The SecureSmartCam project recently crossed a major milestone with the beta release of the ObscuraCam app for Android, which automatically pixelates the faces of subjects captured by the app.
The SecureSmartCam project was developed in part at OVC 2010, and in association with WITNESS, the project will be returning to this year’s Open Video Conference.
We sat down with Bryan Nunez, Technology Manager at WITNESS, to discuss the project.
Q. What is the plan for getting this technology deployed?
We’ve been very open and transparent about the development of the technology from the outset of the project. We’re using open source tools such as Android, OpenCV, and using GitHub to publicly manage the code. So all the source code and builds have been available to the public.
In addition to GitHub we’re also distributing the app via the Android Market. We plan to distribute the app to our human rights partners through trainings as well.
Q. How does the SecureSmartCam idea fit in with other things happening at Witness?
SecureSmartCam is part of larger initiative we’ve started called, “Cameras Everywhere.” Essentially we recognize that video is becoming more accessible and more ubiquitous both in terms of technology and distribution channels. This flood of video represents more opportunities to expose human rights abuse, but as more people
post videos online, there’s also more potential that people might be endangered if they’re not aware of the possible risks.
We hope to enable an environment where people can use video for human rights in a safer and more effective way, by working with technology developers and providers as well building tools such as the SSC.
Q. This year’s SecureSmartCam session continues some work that began during last year’s OVC. Tell us more.
Although WITNESS and the Guardian Project have been talking about collaborating for awhile now, we really kicked off our formal collaboration at the 2010 OVC. Last year’s conference was made up of three parts, the first being a discussion of the problems and risks of having human rights video online, the second a brainstorming workshop around how to address these issues, and finally a hack day in which we actually sat down and built a rough prototype of a facial recognition app on an Android phone.
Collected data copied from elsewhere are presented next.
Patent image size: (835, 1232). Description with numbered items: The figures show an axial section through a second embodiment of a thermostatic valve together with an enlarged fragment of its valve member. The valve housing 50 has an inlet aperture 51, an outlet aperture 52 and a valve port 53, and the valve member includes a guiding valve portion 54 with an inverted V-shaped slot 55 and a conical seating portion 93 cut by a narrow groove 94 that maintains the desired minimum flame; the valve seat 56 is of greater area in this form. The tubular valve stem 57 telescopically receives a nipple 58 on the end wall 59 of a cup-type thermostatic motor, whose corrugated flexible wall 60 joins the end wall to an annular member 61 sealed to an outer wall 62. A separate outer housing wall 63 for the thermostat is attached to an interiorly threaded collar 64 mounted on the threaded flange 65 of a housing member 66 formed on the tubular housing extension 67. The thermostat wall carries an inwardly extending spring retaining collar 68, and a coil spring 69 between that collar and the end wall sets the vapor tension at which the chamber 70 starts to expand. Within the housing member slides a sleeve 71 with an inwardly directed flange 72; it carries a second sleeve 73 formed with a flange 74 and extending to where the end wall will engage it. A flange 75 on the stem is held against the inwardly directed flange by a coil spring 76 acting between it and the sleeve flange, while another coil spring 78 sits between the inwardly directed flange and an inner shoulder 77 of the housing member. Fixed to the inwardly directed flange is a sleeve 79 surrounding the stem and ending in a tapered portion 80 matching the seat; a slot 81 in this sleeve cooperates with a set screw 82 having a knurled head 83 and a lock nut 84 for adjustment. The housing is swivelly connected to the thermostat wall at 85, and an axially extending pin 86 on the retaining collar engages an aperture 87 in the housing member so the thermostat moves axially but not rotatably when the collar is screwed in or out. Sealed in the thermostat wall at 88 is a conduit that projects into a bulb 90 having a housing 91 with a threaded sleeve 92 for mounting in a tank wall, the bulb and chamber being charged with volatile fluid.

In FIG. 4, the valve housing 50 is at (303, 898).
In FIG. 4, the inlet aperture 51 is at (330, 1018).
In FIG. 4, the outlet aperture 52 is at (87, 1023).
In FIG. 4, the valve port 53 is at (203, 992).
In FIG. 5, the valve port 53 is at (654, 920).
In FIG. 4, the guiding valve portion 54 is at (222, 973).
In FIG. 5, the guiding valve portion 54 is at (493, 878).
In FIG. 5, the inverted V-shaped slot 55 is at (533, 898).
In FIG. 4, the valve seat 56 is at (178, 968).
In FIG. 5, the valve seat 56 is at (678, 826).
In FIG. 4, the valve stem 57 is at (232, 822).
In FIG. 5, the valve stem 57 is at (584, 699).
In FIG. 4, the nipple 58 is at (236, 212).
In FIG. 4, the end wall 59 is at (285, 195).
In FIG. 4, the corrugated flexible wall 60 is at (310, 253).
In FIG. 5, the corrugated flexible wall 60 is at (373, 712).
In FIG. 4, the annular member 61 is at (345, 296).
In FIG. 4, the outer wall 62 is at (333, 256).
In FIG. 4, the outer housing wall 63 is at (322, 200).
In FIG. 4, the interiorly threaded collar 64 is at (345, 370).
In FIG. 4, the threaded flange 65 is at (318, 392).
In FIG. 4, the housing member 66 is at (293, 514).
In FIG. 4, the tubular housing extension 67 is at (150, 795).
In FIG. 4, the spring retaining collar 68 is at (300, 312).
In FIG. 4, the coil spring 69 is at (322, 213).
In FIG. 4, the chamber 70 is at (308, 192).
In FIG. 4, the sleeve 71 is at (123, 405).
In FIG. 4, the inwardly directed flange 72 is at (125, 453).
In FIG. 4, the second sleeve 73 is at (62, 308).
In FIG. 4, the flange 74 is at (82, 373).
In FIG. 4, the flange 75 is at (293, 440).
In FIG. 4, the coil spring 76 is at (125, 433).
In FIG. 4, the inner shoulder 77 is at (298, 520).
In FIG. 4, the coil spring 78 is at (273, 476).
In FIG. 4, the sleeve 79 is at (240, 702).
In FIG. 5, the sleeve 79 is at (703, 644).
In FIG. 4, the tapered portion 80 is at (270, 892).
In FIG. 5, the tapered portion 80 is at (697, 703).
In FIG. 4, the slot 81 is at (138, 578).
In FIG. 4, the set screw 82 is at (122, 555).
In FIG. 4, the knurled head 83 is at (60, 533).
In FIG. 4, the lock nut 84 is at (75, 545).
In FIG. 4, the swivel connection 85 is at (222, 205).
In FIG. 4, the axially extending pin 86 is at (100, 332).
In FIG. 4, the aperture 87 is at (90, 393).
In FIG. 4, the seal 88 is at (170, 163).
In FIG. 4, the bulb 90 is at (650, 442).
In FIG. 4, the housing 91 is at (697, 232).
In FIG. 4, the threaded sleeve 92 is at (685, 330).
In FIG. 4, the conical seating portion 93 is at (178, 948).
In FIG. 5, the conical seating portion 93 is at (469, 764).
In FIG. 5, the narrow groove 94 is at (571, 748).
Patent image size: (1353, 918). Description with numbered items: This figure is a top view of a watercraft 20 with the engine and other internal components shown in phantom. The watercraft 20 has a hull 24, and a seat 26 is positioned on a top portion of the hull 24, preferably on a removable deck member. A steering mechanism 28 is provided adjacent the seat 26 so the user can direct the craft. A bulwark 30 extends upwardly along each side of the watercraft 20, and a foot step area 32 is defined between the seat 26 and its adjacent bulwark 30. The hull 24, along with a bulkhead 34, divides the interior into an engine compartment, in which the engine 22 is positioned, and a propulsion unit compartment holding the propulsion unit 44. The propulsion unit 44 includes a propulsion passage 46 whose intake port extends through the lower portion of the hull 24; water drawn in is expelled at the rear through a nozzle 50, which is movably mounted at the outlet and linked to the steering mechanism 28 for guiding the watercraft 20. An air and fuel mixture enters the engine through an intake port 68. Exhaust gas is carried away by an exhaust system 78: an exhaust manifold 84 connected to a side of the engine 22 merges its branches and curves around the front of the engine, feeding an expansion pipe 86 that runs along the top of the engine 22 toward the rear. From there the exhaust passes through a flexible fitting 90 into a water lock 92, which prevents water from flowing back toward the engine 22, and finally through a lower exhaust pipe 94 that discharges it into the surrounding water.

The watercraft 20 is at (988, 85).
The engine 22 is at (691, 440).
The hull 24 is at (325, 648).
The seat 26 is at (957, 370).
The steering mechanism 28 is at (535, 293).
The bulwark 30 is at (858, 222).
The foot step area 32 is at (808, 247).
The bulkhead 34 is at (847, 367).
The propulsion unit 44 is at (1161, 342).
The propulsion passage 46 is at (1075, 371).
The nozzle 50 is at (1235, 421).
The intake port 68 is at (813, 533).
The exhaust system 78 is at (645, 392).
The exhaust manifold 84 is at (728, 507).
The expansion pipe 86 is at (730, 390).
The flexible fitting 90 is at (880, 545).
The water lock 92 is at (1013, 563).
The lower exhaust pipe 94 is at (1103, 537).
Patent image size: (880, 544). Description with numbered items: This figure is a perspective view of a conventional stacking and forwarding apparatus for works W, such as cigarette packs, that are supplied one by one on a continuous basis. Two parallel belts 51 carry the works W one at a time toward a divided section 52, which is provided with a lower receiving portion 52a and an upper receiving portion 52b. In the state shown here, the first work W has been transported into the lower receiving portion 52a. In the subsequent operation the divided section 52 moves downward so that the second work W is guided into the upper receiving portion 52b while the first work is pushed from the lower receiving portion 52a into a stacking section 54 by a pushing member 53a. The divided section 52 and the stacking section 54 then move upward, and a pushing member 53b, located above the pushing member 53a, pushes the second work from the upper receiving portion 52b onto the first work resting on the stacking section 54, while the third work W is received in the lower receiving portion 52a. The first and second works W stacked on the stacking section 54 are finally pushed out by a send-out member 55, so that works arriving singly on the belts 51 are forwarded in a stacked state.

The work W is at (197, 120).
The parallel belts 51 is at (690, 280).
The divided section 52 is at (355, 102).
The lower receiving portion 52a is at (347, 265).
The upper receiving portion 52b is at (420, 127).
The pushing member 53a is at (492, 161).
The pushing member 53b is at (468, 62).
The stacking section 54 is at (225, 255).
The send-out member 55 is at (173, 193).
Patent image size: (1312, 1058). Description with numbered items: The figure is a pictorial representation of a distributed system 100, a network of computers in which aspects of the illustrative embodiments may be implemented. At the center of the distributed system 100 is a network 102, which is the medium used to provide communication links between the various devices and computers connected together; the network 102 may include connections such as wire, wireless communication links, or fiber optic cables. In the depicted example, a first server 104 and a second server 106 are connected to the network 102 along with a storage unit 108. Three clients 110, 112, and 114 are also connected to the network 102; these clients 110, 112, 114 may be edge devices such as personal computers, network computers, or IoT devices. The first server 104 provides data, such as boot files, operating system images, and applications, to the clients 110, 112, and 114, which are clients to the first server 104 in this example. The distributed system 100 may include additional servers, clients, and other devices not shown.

This year we hope to showcase the work that’s been done over the past year. The risks we discussed last year haven’t gone away and have only been highlighted further with the videos that have come out of the uprisings in the Middle East and North Africa. We’d like to continue this discussion and re-check our assumptions as well as get feedback from the OVC community that will help us as we continue development.
Q. What do you hope to accomplish?
We hope we’ll have made some significant progress on the app and that we’ll be able to have people test it out. We’d also like to continue the dialog we started at the 2010 OVC.
Q. What are some challenges you’re expecting?
Right now the ObscuraCam only works on stills. Video may be difficult, but we’re optimistic.
Q. What are the ultimate wishes for this project? Where would you like to see it in
two years time?
Ultimately we hope that the work we do with the SecureSmartCam project is adopted by more people, that the concepts of visual privacy, informed consent, and basic human rights ideals are good for everyone and that this thinking finds its way into the design of technologies beyond SSC.
Bryan has told us that development of the next version of ObscuraCam is moving along and will be more robust with plans to feature options such as video support. The next version is tentatively entitled “InformaCam.”